Coercing reluctant witnesses - who's really at risk?
Survivors of rape need and deserve many things in the aftermath of this uniquely devastating crime, and the chance to receive justice for what happened is certainly one of them.
What they do not need is for the devastation they have already experienced to be compounded by the very system which is supposed to protect them.
What the rape complainer’s search for justice means in reality can be a very different to what many survivors (and the wider public) envisage – as they find to their cost when they embark on what can be a lengthy and sometimes tortuous process – only to receive nothing that resembles justice at the end of it. The route to justice for rape is punctuated by many barriers, and the impact of these, whether singly or cumulatively, in addition to the ongoing impact of the crime itself, means that many complainers feel that they cannot continue with a case, and need – either for their health, through fear of the process itself – or for many other good and valid reasons – that they simply cannot go on, and would rather put the search for justice aside in favour of their mental health, or simply because the pain the process itself can [Image © Laura Dodsworth] cause is simply not worth the odds of a guilty verdict, which, according to the latest available statistics, are low – and falling.
For some the decision to withdraw is a conscious one – but for others, no such decision-making is necessary – it is, quite simply, a question of survival. To put it brutally, some aspects of the experience of seeking justice for rape have been described by complainers as being as bad as the rape itself; the system itself can be a traumatic experience for many who engage with it. In this context it is easy to see why the sort of support now offered by Rape Crisis Scotland’s National Advocacy Project to support people during the process has been described as ‘life-saving’ - navigating the justice process alone is more than many feel able to cope with.
At Rape Crisis Scotland we have supported many survivors over the years as they have grappled with what it means to pursue justice for rape and see the person who assaulted them held accountable.

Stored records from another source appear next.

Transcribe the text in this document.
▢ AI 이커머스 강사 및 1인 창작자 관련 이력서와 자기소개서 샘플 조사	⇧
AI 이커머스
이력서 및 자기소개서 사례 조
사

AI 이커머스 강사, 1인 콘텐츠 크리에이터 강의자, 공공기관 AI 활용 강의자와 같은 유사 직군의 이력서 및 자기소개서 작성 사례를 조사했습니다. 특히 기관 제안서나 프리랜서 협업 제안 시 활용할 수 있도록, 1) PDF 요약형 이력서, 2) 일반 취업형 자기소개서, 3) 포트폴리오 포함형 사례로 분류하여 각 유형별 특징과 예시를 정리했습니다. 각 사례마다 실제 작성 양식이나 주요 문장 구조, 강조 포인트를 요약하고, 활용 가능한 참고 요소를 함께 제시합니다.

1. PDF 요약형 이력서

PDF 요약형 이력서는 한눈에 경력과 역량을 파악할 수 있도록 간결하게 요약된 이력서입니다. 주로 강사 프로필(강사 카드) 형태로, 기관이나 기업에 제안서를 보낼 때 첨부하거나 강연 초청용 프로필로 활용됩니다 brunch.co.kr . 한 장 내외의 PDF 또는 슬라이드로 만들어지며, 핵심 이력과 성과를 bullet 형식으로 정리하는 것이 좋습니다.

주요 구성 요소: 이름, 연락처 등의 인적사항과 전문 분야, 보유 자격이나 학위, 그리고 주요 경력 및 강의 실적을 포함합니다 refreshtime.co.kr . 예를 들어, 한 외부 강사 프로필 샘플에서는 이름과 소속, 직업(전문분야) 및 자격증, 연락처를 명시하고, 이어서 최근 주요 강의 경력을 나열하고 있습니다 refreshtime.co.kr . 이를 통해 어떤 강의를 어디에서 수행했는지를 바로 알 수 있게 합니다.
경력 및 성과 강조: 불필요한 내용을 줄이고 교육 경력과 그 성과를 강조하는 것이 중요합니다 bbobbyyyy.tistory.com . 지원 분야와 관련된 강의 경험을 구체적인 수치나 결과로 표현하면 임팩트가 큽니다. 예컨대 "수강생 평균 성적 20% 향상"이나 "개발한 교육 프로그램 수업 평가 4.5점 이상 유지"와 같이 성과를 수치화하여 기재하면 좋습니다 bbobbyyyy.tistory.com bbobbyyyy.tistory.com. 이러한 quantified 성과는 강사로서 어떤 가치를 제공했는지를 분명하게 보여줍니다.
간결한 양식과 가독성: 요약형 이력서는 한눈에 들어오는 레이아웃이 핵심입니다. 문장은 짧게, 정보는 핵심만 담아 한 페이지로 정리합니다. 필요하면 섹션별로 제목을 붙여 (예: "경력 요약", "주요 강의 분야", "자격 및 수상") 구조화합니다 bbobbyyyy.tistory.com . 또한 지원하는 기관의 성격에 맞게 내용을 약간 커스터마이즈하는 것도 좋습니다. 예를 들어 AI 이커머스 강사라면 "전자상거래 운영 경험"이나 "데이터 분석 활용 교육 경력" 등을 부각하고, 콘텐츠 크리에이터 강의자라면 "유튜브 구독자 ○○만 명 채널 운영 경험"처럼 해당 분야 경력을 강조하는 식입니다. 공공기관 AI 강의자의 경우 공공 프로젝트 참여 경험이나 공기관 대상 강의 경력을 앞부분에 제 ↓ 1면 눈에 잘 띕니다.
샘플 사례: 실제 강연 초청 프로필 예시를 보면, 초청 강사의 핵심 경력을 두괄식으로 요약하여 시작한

Rape trials are frequently delayed and rescheduled, meaning that complainers, having steeled themselves to give evidence must then face instead the prospect of yet another, possibly lengthy period of uncertainty and delay. Their medical and other personal records may be sought for perusal as possible evidence. The requirement for corroboration (two separate sources for every piece of evidence) which is unique to Scottish law is a significant (and is in fact the most commonly-cited) barrier to cases proceeding. And when a case does proceed, the crucible the court can become in the course of a rape trial in an adversarial system such as ours can be the locus in which public demonstrations of stereotypes and prejudices are played out with one person very much at the centre of proceedings – and of scrutiny and judgement – the complainer. Many complainers have said that they feel as though it is they who are on trial, and in this context it is not hard to see why.
And having endured all of this, as statistics published less than a fortnight ago demonstrate, the disturbing truth is that all of this is unlikely to result in a conviction in any case: of 251 cases of rape & attempted rape that were prosecuted last year, only 98 resulted in a conviction. This is quite aside from the fact that the number of rapes reported in the same year was 1878, an astonishing figure, revealing an alarming rate of attrition. Attempts to explain and defend this week’s shift in Crown Office policy which means that complainers can now be forced to continue with a case and give evidence cited ‘human rights’ and ‘public interest’ as justification. But what kinds of ‘human rights’ are these when we are talking about forcing people who have already experienced trauma and violence to endure a process that some complainers have described as ‘degrading’ and ‘terrifying’? To show exactly what that can sometimes mean, we do not have to look any further than the following statement which was issued in 2015 not by a complainer, but by Lord Carloway, the most senior judge in Scotland, in the course of a judgement he made on an appeal against a conviction for rape and other sexual offences. Even if the picture he paints here is exceptional, it is easy to understand that even as an outside prospect, the possibility is horrific..
“The examination lasted for many hours and must have been what can only be described as a substantial ordeal for the complainer. From the outset of cross-examination, she was subjected not just to in depth questioning testing the veracity of her testimony, but to direct insults of her general character as, for example, being a “wicked, deceitful, malicious, vindictive liar”. The cross-examination itself then lasted for hours. It was conducted in a manner apparently calculated to break the will of the witness, which at times it undoubtedly did.”**
Improvements have been made in recent years to some areas of response to rape survivors, but in terms of the criminal justice system, the pace of change has been slow. The decision announced by the Crown Office this week is without doubt a retrograde step which threatens to exert a chilling effect on the already limited willingness of survivors to report, and will inevitably thereby further immobilise the justice process for rape complainers, reducing their prospects of justice even further.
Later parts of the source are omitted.